Par une ordonnance du 18 novembre 2015, le juge des référés a déclaré sans objet la demande de désignation d'un huissier et rejeté le recours en rétractation ainsi formée par la société Foncia qui a été condamnée, outre aux dépens, à payer à la société Tristangs une indemnité de 1 000 € au titre de l'article 700 du code de procédure civile.

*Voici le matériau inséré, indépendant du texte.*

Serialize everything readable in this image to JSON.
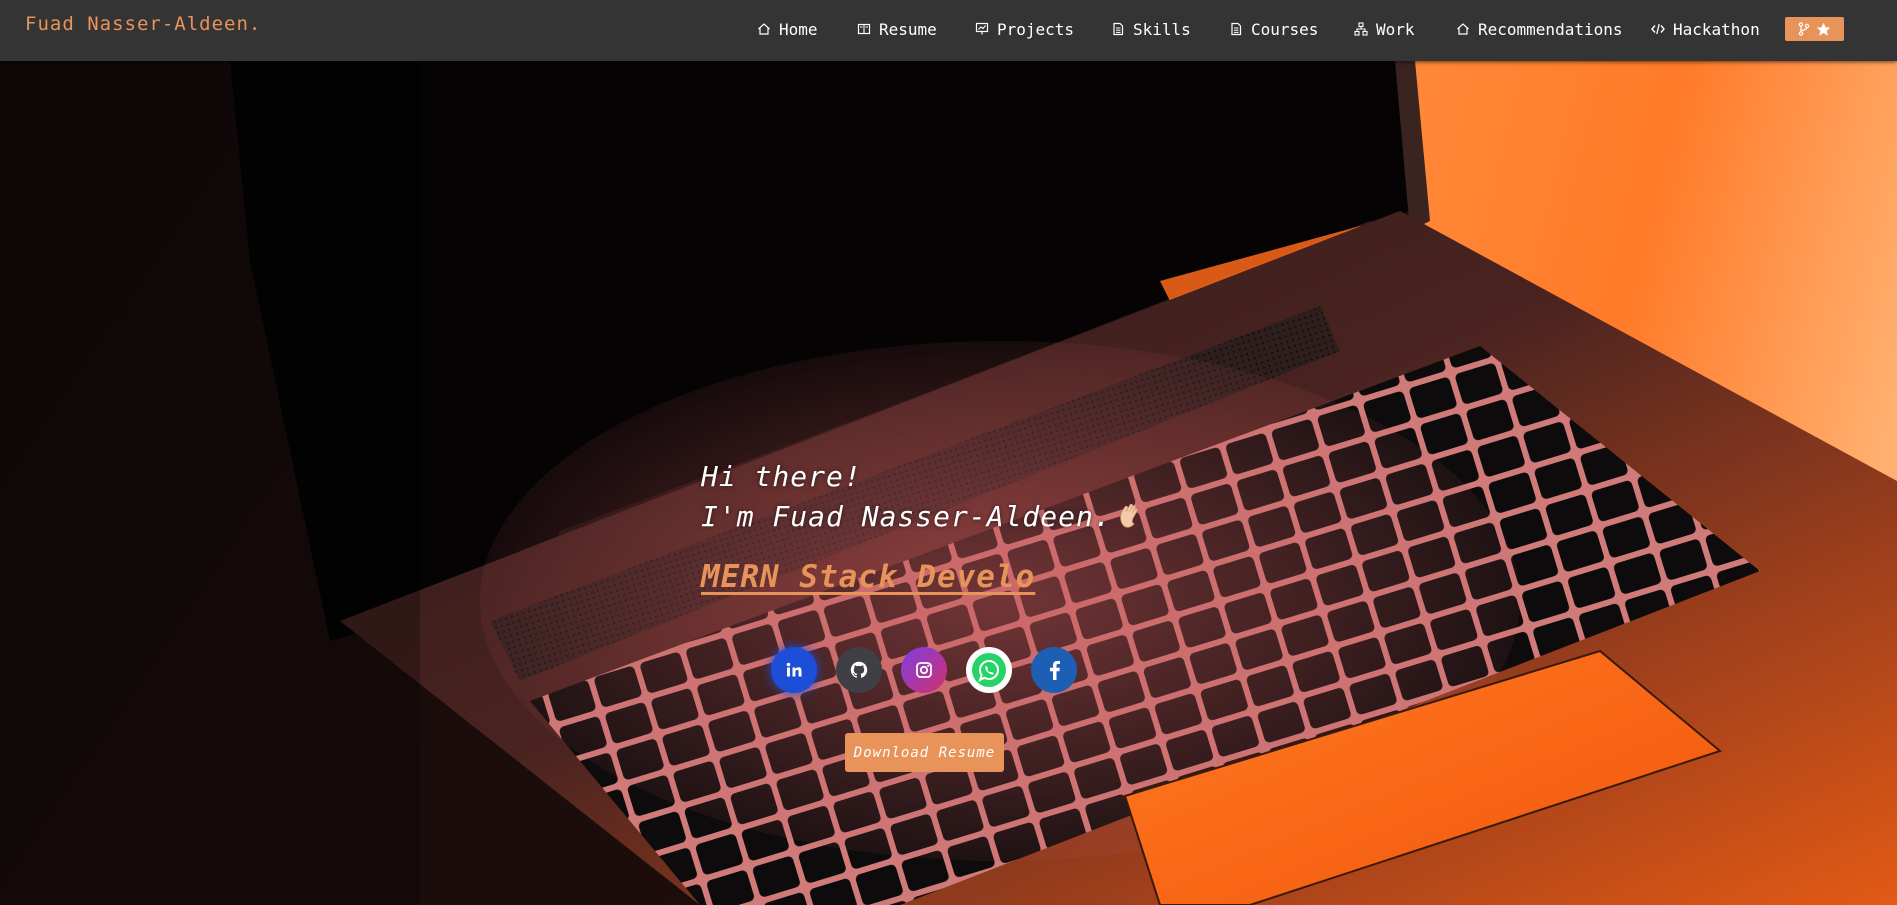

Pour rejeter la demande en rétractation, le premier juge, après avoir constaté que la demande reconventionnelle de désignation d'un huissier de justice formulée par la société Foncia était devenue dépourvue d'objet, puisque l'assemblée générale s'était déroulée le 16 octobre 2015, et estimant que les circonstances (pressions envisagées, etc...) justifiaient la requête déposée par la SCI, a considéré que la mission donnée à l'huissier par les deux ordonnances visait bien la recherche de preuves en vue d'un futur procès au fond conformément aux prévisions de l'article 145 du code de procédure civile, qu'eu égard à l'acuité du litige existant entre les deux candidats aux fonctions de syndic, c'était à juste titre que la SCI Tristangs avait sollicité la nomination d'un huissier que la société Foncia avait elle-même de son côté sollicité, s'arrogeant ensuite le droit d'en désigner un, qui n'avait pas l'autorisation de justice pour saisir des documents ; que l'huissier désigné par les ordonnances de justice n'était pas en charge d'analyser les documents ainsi saisis, mais uniquement de se les faire remettre et de faire un tri entre ceux-ci, et que plus généralement, sa mission était précisément définie, qu'il n'était pas en charge de présider l'assemblée, mais seulement de vérifier les pouvoirs, la tenue des émargements et le contrôle du scrutin.
La société Foncia Boussard a interjeté appel de cette décision.
MOYENS DES PARTIES
Réitérant à l'identique les moyens et les demandes faites devant le premier juge, la SAS Foncia Boussard MCI sollicite de la Cour voir :
- constater que la mesure d'instruction ordonnée à la requête de la SCI Tristangs n'a pas pour objet l'établissement ou la conservation de preuve en vue d'un litige,
- constater que la SCI Tristangs ne justifie pas d'un motif légitime au sens des dispositions de l'article 145 du code de procédure civile,
- constater que les prétentions de la SCI Tristangs excèdent la notion de mesures légalement admissibles au sens des dispositions de l'article 145 du code de procédure civile,
- constater que les motifs avancés par la SCI Tristangs ne sauraient justifier le caractère non contradictoire de la procédure mise en 'uvre par la requérante,
En conséquence,
- infirmer l'ordonnance de référé de M. le président du tribunal de grande instance de Pau en date du 18 novembre 2015,
Et statuant à nouveau,
- rétracter les ordonnances sur requête de M. le président du tribunal de grande instance de Pau en date des 2 et 8 octobre 2015,
- condamner la SCI Tristangs, outre aux dépens, à lui payer la somme de 3 000 € au titre de l'article 700 du code de procédure civile.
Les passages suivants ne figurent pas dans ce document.